Dr. Charles M. A. Clark
Associate Dean for Faculty Affairs
Senior Fellow, Vincentian Center for Church and Society
Professor of Economics

Dr. Clark is currently: Associate Dean for Faculty Affairs, Tobin College of Business; Senior Fellow, Vincentian Center for Church and Society; and Professor of Economics.

He earned a B.A. from Fordham University and both an M.A. and Ph.D. from the New School for Social Research, writing his dissertation under the supervision of Robert Heilbronner.

His teaching schedule for Fall of 2005 is as follows:

   ECO 1326    TH  9:10-10:35 AM

He is the author of Economic Theory and Natural Philosophy (1992), Pathways to a Basic Income (with John Healy) (1997); Basic Income: Economic Security for All Canadians (with Sally Lerner and Robert Needlham) (1999) and The Basic Income Guarantee: Ensuring Progress and Prosperity in the 21st Century (2002) and the editor of History and Historians of Political Economy (1994); Institutional Economics and the Theory of Social Value (1995); Unemployment in Ireland (with Catherine Kavanagh) (1998) and Rediscovering Abundance, (with Helen Alford, Steve Cortright and Mike Naughton) (2005).

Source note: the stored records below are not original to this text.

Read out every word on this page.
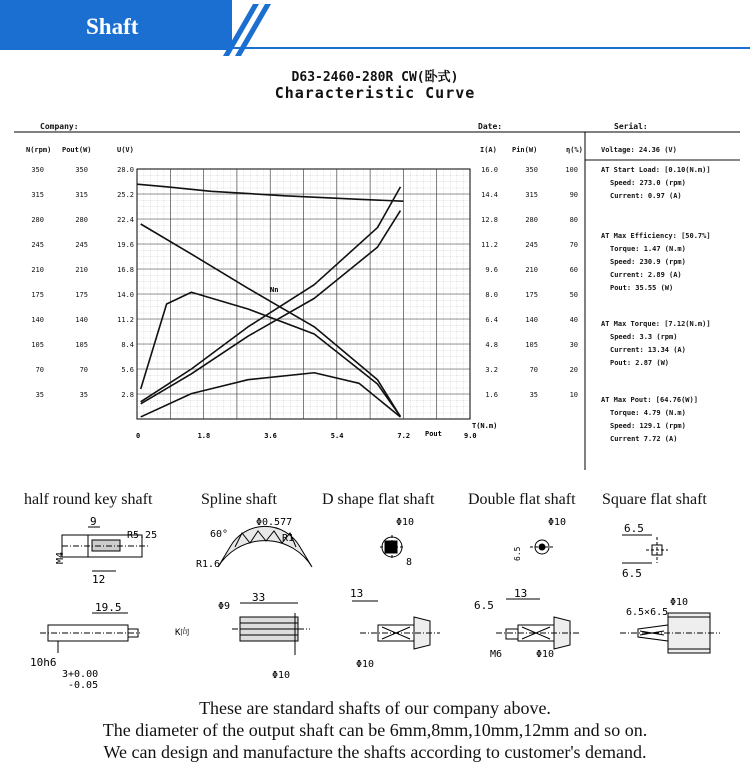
Shaft
D63-2460-280R CW(卧式)
Characteristic Curve
Company:	Date:	Serial:
N(rpm) Pout(W)	U(V)	I(A) Pin(W)	η(%)
350
315
280
245
210
175
140
105
70
35
350
315
280
245
210
175
140
105
70
35
28.0
25.2
22.4
19.6
16.8
14.0
11.2
8.4
5.6
2.8
16.0
14.4
12.8
11.2
9.6
8.0
6.4
4.8
3.2
1.6
350
315
280
245
210
175
140
105
70
35
100
90
80
70
60
50
40
30
20
10
Voltage: 24.36 (V)
AT Start Load: [0.10(N.m)]
Speed: 273.0 (rpm)
Current: 0.97 (A)
AT Max Efficiency: [50.7%]
Torque: 1.47 (N.m)
Speed: 230.9 (rpm)
Current: 2.89 (A)
Pout: 35.55 (W)
AT Max Torque: [7.12(N.m)]
Speed: 3.3 (rpm)
Current: 13.34 (A)
Pout: 2.87 (W)
AT Max Pout: [64.76(W)]
Torque: 4.79 (N.m)
Speed: 129.1 (rpm)
Current 7.72 (A)
0	1.8	3.6	5.4	7.2	9.0
T(N.m)
Pout
Nn
half round key shaft	Spline shaft	D shape flat shaft Double flat shaft Square flat shaft
9
R5.25
M4
12
19.5
10h6
3+0.00
-0.05
60°
Φ0.577
R1
R1.6
Φ9
33
K向
Φ10
Φ10
8
13
Φ10
Φ10
6.5
13
6.5
M6	Φ10
6.5
6.5
Φ10
6.5×6.5
These are standard shafts of our company above.
The diameter of the output shaft can be 6mm,8mm,10mm,12mm and so on.
We can design and manufacture the shafts according to customer's demand.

He has lectured widely in the United States and Europe. He has more than 100 publications and has made more than 80 professional presentations. Dr. Clark is currently President of Association for Evolutionary Economics and is Past President of the Association for Institutionalist Thought.  Past positions include: Associate Editor of the Review of Business, book review editor of History of Economic Ideas; the Board of Directors of the Association for Evolutionary Economics.  His current research interests include: basic income policies; poverty and income inequality; the Irish economy; alternative measures of economic and social well-being; Catholic social thought and the role of values and ethics in the economy.

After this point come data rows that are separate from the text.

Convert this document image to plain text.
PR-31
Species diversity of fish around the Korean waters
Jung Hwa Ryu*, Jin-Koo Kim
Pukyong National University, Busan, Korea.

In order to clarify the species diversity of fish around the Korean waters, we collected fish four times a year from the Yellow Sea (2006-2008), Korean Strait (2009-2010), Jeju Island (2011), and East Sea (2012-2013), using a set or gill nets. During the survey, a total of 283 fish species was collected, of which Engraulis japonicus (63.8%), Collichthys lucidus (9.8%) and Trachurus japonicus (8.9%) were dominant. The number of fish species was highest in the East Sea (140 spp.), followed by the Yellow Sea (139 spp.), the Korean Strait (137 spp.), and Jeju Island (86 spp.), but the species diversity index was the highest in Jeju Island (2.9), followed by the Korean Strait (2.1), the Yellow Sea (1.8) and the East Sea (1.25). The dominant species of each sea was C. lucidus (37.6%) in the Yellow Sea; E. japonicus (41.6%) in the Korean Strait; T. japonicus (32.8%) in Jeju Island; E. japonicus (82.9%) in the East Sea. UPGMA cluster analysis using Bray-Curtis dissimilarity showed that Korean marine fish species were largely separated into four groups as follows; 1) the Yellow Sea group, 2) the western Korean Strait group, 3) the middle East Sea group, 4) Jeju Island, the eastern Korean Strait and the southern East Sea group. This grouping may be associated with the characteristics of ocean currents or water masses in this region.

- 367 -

Dr. Clark has been Visiting Professor of Economics at University College Cork, Ireland and the Pontifical University of St. Thomas Aquinas (Angelicum), Rome.   Dr. Clark has also served as a consultant on fiscal impact analysis; the economic impact of baseball stadiums; on tax and social welfare reforms and labor economics. The son of two librarians, Dr. Clark lives on Long Island (where he was born) with his wife and three children.